Binanın içinden gelen hışırtı sesleri ile tüm gözler aynı yöne kaydı. Ellerinde bir sürü poşet, saçları sırılsıklam olan kahramanları gelmişti. Tüm çocuklar sevinçle ayağa kalktılar. Çok sevdikleri Ömer abileri gelmişti. Onları bu soğukta da yalnız bırakmayan, düşünen biri. Poşetler açıldı, karınlar doydu. Ayaklara çorap, kazaklar ve hırkalar giyildi. Yemekler bol kahkalar ile yenildi. Onların elinden her şeyi alabilirsiniz fakat gülüşlerini asla..

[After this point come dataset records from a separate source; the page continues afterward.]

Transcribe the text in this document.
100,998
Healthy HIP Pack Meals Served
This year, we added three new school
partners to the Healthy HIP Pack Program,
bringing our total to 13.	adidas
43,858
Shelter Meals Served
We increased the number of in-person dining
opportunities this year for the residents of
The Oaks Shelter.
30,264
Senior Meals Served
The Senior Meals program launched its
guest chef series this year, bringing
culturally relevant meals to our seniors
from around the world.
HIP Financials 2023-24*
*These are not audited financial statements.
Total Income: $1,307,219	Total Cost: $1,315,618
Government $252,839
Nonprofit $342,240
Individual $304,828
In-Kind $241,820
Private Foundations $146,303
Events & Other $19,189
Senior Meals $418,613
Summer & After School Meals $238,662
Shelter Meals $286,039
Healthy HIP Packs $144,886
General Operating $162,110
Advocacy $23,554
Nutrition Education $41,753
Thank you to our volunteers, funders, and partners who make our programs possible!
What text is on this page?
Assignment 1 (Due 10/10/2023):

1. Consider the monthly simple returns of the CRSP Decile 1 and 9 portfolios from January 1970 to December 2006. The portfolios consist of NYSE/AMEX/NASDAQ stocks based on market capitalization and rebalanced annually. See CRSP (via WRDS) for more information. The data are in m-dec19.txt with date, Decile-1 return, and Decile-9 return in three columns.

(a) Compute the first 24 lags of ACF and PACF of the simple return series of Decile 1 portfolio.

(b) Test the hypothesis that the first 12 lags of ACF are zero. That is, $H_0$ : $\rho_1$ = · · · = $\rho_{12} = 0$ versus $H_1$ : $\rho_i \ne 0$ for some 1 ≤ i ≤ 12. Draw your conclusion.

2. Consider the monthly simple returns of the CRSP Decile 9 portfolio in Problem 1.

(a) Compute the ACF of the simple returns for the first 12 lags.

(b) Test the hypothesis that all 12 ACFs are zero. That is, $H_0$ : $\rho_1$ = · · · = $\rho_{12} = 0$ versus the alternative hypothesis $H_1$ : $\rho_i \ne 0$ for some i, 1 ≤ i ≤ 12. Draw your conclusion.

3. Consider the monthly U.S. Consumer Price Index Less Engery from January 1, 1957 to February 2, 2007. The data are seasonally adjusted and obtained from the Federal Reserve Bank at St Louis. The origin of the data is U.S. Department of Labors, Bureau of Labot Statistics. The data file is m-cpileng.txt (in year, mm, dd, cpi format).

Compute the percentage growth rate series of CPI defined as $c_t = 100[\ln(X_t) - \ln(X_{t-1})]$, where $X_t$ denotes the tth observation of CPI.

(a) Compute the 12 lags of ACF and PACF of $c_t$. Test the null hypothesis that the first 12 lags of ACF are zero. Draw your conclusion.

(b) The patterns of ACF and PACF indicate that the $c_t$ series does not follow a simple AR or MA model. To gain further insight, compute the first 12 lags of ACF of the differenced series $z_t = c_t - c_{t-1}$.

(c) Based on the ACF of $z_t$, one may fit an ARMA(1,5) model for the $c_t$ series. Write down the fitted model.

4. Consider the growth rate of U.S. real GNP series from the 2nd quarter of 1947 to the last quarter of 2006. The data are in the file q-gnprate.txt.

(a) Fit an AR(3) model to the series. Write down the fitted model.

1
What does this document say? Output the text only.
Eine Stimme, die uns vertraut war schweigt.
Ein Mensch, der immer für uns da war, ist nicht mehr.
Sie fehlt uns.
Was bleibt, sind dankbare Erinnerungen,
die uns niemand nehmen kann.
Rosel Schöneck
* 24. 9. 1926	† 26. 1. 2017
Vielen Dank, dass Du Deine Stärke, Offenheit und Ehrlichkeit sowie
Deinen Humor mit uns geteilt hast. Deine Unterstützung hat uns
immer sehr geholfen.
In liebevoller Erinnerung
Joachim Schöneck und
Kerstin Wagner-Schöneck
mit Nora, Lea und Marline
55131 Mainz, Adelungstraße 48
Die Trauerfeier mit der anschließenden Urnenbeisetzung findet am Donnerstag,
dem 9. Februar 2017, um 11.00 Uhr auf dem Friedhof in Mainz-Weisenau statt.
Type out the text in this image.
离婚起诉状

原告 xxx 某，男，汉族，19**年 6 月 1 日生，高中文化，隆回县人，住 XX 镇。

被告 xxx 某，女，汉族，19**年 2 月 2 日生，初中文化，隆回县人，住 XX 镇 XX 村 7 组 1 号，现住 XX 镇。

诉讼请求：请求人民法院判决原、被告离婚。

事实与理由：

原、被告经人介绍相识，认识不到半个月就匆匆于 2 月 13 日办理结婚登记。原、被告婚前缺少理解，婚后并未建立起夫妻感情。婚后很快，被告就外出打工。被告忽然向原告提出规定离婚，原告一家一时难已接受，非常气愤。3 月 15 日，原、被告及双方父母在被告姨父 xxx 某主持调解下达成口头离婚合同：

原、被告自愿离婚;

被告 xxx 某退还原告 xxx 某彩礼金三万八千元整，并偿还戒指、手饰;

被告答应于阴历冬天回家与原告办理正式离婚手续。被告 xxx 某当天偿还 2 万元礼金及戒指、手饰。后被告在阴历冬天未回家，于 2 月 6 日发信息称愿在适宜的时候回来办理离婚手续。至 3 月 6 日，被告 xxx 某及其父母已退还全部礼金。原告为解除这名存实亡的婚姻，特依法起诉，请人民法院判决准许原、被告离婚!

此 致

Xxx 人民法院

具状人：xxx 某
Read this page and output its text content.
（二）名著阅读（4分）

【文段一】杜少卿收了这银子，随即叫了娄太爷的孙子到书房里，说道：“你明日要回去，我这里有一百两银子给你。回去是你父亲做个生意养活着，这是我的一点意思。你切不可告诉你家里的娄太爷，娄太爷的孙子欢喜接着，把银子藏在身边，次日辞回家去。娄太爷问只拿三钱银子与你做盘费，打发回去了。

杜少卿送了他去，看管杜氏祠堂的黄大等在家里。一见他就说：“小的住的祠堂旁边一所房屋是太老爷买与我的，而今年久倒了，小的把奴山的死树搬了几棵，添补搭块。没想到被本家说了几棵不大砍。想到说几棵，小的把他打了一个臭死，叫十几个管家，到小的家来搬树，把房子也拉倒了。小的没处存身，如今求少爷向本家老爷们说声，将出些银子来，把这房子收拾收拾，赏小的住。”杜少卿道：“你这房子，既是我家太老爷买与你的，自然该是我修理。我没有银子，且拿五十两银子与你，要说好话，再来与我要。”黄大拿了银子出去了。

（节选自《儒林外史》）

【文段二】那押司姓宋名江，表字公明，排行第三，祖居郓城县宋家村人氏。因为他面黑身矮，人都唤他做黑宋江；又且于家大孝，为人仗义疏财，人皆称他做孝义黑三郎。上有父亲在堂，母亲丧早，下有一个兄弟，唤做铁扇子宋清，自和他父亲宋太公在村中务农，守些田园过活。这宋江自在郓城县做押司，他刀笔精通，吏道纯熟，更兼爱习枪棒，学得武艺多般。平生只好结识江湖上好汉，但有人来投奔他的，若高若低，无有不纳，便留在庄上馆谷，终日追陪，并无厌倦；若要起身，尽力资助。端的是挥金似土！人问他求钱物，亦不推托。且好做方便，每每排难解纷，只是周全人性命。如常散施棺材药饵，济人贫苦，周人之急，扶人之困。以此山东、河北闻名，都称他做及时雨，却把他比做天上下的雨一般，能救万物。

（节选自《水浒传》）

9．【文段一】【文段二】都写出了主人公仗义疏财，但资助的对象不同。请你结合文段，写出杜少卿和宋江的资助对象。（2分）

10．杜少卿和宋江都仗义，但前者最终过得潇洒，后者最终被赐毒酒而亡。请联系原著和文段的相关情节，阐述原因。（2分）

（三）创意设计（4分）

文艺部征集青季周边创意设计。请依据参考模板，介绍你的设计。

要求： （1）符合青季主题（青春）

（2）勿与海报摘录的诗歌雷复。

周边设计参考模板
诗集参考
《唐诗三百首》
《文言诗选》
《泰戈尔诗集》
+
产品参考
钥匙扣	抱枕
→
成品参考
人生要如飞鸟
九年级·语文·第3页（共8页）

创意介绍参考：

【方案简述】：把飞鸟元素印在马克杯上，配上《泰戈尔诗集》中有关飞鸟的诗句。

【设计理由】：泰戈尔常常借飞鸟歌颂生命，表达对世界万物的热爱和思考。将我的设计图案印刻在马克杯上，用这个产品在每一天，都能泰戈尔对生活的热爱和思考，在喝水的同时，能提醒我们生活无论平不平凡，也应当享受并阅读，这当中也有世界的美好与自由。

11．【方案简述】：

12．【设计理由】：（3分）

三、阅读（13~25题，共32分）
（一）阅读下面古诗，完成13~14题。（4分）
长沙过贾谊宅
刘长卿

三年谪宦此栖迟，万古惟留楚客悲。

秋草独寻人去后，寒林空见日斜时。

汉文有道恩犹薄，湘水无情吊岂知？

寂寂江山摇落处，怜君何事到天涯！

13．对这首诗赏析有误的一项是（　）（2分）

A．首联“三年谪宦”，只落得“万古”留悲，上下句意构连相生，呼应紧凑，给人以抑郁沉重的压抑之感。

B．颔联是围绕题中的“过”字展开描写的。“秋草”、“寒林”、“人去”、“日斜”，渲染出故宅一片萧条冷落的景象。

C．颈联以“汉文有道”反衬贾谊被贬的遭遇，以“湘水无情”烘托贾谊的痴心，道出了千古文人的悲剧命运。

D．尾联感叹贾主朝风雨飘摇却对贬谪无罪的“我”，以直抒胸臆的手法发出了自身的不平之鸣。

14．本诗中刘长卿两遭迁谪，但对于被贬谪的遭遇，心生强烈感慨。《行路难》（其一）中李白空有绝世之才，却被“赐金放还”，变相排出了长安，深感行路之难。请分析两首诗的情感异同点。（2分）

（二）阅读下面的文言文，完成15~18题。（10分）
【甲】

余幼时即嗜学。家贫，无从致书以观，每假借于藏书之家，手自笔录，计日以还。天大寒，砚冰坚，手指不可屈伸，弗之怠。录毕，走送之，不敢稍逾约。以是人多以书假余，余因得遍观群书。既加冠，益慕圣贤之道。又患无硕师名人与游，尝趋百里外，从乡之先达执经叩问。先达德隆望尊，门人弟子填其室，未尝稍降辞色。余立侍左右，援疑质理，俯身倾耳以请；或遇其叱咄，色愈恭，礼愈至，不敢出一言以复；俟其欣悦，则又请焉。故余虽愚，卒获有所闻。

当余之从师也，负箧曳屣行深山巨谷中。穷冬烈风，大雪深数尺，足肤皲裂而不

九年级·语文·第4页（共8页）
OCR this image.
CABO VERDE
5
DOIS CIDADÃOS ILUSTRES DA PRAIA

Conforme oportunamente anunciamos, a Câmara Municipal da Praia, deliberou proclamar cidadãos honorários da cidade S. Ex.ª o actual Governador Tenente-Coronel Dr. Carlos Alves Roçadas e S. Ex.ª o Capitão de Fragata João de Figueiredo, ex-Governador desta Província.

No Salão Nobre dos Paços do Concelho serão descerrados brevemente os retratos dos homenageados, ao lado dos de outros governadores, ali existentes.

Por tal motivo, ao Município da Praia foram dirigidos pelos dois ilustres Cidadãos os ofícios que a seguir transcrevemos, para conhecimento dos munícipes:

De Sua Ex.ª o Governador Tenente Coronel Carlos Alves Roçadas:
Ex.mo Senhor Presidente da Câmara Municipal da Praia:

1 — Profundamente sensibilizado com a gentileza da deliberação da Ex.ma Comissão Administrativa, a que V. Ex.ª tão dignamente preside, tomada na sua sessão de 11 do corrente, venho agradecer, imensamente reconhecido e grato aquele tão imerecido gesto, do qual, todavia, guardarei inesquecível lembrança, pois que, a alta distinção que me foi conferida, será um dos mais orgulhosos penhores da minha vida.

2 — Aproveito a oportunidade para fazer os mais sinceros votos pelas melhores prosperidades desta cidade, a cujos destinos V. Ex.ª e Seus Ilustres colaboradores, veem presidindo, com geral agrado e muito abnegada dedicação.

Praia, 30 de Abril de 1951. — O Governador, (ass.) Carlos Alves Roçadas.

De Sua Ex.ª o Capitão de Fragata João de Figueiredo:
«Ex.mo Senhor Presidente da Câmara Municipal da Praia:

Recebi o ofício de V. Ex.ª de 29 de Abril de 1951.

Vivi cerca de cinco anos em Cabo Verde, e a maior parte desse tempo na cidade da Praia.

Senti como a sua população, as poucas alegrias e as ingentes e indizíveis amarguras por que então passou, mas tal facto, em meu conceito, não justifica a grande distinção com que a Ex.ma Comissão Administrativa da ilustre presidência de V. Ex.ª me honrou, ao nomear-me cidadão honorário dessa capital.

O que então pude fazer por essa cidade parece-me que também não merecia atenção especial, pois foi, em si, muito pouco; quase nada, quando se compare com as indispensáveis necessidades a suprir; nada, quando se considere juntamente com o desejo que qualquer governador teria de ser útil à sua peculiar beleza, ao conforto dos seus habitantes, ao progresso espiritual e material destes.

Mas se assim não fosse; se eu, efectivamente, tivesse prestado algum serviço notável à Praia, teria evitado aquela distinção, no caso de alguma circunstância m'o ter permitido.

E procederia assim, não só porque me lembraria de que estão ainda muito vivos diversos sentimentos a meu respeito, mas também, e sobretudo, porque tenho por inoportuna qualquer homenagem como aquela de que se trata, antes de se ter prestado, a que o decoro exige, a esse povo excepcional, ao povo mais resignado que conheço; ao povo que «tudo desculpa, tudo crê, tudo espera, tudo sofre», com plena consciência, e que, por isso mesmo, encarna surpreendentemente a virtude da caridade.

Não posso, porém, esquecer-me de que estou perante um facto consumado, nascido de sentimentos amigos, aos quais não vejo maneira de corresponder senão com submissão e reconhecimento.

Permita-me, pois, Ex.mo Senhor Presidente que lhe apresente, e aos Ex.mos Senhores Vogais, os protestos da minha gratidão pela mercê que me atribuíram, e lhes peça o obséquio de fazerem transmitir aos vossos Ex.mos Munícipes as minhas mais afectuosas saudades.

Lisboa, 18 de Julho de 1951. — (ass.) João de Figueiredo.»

Gitmek için yağmurun dinmesini bekleyen Ömer 'in sırtına ıslak saçlarından su damlıyordu. Bir köşede oturmuş dinleniyordu. O da yorgundu. Hem ruhen hem fiziken süren bir yorgunluğu vardı. Hasta annesinin durumu pek de iyi değildi. Her an her şey olabilirdi. Korkusu vardı elbette, annesini kaybetmek istemiyordu. Derinden aldığı nefesi tek seferde geri verdi. Elindeki örtüyü ona uzatan Saye'ye çevirdi kafasını.
-Tam kurumaz ama en azından ıslaklığını alır. Üşütüp hasta olmanızı istemem. Burada kolay ısınamazsınız.
Dedi ve elindeki örtüyü adama uzattı. Adam yüzündeki buruk gülümseme ile alıp dediğini yaptı. Ayaklanıp camdan dışarı bakınca yağmurun arttığını gördü. Dinecek gibi durmuyordu ve anlaşılan bu gece çocuklar ile kalacaktı. Hem aklı da kalmamış olurdu. Annesinin yanında ona bakacak hasta bakıcı vardı. İçi az da olsa rahat edebilirdi. Bu geceyi de bir şekilde atlatmalılardı. Aslında her gün onlar için zorlu geçiyordu. Ama günün sonunda hep bir arada uyudukları için pek de sorun etmiyorlardı. Dışarıdan bakıldığında kendi ailelerini kurmuş gibi duruyorlardı. Hepsi kardeş gibi yakınlaşmışlardı birbirlerine. Kimsesizliğin içinde bir kez daha bunu yaşayamazlardı..
Tepkiniz nedir?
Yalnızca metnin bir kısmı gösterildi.